NVIDIAがエネルギー効率の高い相互接続技術を解説(前編):福田昭のデバイス通信(99) 高性能コンピューティングの相互接続技術(4)(1/2 ページ)
バスやリンクなどの相互接続(インターコネクト)は大きなエネルギーを消費する。では、どのようにして消費電力を下げ、エネルギー効率を高めればよいのか。前編では、信号振幅を小さくする方法と、電荷を再利用する方法の2つについて解説する。
相互接続のエネルギー消費を下げたい
2016年12月に開催された国際学会IEDMのショートコースから、「将来のコンピュータにおける相互接続の課題(Interconnect Challenges for Future Computing)」と題するNVIDIAの講演概要をご紹介している。講演者はNVIDIAで研究担当シニア・バイスプレジデント兼チーフサイエンティストを務めるWilliam(Bill) Dally氏である。

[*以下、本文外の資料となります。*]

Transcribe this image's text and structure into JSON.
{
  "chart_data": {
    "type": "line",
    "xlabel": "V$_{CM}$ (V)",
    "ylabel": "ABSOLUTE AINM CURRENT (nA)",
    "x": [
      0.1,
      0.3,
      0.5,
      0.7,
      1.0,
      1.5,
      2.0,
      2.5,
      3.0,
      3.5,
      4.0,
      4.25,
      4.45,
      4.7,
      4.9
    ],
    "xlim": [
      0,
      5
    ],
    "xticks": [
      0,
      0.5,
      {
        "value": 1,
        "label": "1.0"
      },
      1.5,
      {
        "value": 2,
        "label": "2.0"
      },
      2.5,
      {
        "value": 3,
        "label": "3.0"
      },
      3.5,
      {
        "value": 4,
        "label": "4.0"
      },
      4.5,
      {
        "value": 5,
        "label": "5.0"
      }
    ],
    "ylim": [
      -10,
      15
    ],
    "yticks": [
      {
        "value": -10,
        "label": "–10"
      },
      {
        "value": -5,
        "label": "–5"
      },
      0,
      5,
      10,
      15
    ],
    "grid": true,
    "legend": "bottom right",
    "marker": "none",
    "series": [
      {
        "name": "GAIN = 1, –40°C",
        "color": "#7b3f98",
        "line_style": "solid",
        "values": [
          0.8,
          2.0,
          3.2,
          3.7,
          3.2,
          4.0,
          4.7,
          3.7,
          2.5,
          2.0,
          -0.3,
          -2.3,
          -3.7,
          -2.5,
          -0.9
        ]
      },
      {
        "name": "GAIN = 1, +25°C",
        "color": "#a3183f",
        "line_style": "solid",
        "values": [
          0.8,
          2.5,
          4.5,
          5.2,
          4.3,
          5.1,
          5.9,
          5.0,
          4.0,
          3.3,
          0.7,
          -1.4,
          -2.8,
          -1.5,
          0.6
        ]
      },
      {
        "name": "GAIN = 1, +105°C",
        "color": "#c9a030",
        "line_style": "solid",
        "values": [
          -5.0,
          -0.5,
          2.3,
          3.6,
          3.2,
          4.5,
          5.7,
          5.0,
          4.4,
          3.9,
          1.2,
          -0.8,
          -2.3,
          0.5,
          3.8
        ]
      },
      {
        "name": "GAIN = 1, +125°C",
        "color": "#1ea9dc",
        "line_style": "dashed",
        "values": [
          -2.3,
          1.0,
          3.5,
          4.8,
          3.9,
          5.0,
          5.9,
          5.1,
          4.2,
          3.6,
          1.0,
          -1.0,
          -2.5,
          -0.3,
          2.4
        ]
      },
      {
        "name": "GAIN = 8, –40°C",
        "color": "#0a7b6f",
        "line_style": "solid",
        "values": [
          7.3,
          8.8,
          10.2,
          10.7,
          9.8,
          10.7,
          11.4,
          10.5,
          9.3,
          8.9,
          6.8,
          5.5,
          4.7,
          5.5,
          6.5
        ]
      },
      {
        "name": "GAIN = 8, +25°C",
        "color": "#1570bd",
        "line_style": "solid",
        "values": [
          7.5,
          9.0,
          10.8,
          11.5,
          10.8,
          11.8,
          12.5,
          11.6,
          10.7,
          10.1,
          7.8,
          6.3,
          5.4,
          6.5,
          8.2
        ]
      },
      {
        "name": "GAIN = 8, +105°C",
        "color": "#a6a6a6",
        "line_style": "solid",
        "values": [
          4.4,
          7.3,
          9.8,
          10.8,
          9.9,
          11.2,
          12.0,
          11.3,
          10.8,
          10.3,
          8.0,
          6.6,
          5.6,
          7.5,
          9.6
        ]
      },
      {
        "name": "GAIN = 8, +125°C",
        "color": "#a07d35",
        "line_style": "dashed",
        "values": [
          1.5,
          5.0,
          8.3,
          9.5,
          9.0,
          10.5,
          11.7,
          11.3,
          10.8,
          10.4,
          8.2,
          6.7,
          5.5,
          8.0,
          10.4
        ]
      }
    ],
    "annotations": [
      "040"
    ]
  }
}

シリーズの第3回である前回は、現実的なデナード・スケーリング(比例縮小則)を説明した。今回は、エネルギー効率の高い相互接続技術を解説する。
なお講演だけでは説明が不十分なところがあるので、本シリーズでは読者の理解を助けるために、Dally氏の講演内容を適宜、補足している。あらかじめご了承されたい。
本シリーズの初回で説明したように、先端SoC(System on a Chip)では演算器やメモリなどのトランジスタ回路よりも、バスやリンクなどの相互接続(インターコネクト)が大きなエネルギーを消費する。
相互接続におけるエネルギー消費を左右する大きな要因に、信号振幅がある。最も単純な信号伝送は、信号電位を接地電位付近から電源電圧付近までスイングする「FSI(full swing interconnect)」だ。FSIは伝送可能な周波数が最も高くなるものの、伝送長・伝送ビット当たりの消費エネルギーが大きい。
信号伝送の消費エネルギーを下げる代表的な方法は、信号振幅を小さくすることだ。そこで低電圧駆動のドライバによって伝送路の信号振幅を小さくした相互接続「LSI(low swing interconnect)」を試した。信号振幅が400mVのLSIと200mVのLSIである。伝送長・伝送ビット当たりの消費エネルギーはFSIの4分の1以下に下がるものの、低電圧ドライバの駆動周波数が低いために、最大伝送周波数も3分の2から半分に下がってしまう。
そこで低電圧ドライバを使わず、伝送路をキャパシターで分割することで振幅を小さくする「CDI(capacitively-driven interconnect)」技術を考案し、試した。信号振幅は、「分割キャパシター/(分割キャパシターと配線キャパシターの合計)×電源電圧」となる。CDIの消費エネルギーはFSIの4分の1と少なく、最大動作周波数はFSIとほぼ変わらない。
CDIに自己較正回路を追加した「SCI(self-calibrating interconnect)」技術だと、性能はさらに向上する。消費エネルギーがCDIの半分に減少するとともに、動作周波数がFSIよりも高くなった。